King revealed that at the moment, there is no agreed way in the world, of how property could be physically measured despite, the existence of about five or six ways recognized for measuring practice noting that if there are agreed ways, then multi-national companies and global investors would be able to properly compare one type of property with the same property elsewhere, regardless of where it is, in the world.
He explained to them how a coalition has produced an International Property Measurement Standard (IPMS) for the first time, the problems in the construction sector around the world, especially as regard lack of agreed way on what was included in the construction cost and the need for an over-arching ethical codes and high-level principles that has been worked on and that would benefit the whole of the built environment.
“We recognised that we have local markets and all these principles are high-level sets of principles, what needs to happen is for the local market for instance; in Nigeria to say; ok, we have gotten these principles, how do we operate all the high principle within our local market.
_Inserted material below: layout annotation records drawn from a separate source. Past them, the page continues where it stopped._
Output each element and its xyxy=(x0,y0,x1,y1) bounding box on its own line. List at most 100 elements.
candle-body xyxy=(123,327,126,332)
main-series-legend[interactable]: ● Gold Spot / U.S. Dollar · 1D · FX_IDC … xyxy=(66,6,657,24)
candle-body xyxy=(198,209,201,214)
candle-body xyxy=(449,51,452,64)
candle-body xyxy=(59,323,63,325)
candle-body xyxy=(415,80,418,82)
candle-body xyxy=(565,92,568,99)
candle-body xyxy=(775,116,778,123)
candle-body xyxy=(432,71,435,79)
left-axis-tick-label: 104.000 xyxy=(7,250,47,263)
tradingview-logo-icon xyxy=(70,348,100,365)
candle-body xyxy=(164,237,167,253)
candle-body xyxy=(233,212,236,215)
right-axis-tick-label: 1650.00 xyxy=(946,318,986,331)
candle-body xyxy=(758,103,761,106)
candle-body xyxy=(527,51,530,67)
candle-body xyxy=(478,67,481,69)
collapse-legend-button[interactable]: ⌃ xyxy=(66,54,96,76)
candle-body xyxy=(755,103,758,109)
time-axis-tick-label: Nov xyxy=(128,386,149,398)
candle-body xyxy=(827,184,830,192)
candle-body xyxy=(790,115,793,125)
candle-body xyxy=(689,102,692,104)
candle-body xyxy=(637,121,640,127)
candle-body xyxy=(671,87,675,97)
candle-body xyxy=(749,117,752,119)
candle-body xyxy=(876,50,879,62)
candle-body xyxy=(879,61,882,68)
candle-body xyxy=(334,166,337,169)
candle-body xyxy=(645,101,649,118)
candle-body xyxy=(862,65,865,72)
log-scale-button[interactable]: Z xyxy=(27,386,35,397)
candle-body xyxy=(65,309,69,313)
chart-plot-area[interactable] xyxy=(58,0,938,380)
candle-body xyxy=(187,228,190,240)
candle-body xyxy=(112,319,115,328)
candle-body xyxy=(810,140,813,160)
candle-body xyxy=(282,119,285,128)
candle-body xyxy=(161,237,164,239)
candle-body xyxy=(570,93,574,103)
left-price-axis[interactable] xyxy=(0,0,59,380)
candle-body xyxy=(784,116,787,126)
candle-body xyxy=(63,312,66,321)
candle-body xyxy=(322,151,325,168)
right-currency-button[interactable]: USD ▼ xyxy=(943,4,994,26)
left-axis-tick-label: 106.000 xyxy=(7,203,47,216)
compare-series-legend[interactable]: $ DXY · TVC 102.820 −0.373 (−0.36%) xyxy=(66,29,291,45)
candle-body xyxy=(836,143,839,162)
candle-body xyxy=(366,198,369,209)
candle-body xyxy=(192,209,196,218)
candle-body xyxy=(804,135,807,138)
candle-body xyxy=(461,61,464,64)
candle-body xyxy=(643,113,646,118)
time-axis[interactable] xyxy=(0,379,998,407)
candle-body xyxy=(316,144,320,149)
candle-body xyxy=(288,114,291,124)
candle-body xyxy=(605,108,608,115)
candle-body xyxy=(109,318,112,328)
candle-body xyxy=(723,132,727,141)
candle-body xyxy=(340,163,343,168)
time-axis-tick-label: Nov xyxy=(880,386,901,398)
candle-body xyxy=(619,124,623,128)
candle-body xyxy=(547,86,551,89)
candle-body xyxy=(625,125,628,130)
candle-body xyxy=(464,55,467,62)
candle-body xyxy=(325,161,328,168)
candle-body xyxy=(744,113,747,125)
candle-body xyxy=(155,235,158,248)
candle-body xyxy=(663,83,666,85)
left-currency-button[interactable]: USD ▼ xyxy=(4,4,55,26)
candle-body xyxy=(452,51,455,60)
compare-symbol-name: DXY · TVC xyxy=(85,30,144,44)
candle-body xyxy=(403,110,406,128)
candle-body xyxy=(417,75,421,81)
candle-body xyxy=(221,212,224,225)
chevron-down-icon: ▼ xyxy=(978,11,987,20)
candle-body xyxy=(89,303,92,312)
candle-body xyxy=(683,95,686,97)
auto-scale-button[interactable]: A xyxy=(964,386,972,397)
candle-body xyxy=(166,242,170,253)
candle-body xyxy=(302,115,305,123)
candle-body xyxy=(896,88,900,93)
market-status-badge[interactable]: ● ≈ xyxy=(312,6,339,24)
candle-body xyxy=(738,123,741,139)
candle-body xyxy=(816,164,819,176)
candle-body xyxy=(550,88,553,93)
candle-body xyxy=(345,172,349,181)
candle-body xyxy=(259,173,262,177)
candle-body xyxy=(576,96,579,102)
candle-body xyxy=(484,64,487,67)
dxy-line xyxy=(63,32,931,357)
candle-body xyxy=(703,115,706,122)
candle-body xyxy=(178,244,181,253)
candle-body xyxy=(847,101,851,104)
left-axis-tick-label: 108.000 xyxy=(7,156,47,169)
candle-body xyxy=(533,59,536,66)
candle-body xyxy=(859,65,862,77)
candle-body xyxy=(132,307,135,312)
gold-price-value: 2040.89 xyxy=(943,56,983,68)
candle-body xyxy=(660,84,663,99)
There will therefore be a need for a guide, to educate local professionals on how to operate those rules within the local environment.”
“We have met with a number of organisations and companies who are interested in knowing more about the standards. We have met members of the Nigerian Institute of Quantity Surveyors and we had very brilliant discussions about all these standards, the ethical issues faced on daily basis. NIQS was the first to sign up in West Africa to join the coalition and we have also been to Ghana with increasing numbers of associations who wants to be part of this,” he stated.
The RICS director disclosed that the organisation was involving its members in over 200 types of work and by the end of the current decade; 2020, more qualified members would have been enlisted from outside and inside the United Kingdom, for the first time.
Responding to questions on instabilities in prices of real estate properties around the world, he observed that local demands and supply would certainly increase the value of property.
Country Manager, West Africa (RICS), Benjamin Manu, in an interview with the Guardian, believed that the introduction of international standard and adoption of proceedings of the meeting would promote investor’s confidence especially those coming to the West Africa market having known that the professionals align with International Property Measurements standard, regulations and ethics.
“When these standards are supported by the professionals it would help them in their reporting and investment decisions. It would promote standard in evaluation and costing, and land measurement. It would promote alignment of local standards with the international standards.”
RICS has since 2010 being in driving change for mass urbanisation, shifting economic power, correcting the worldwide middle class divide by demanding a better built environment and addressing the skills gap as well as projecting the real estate sector as an investment class amongst others areas of interventions.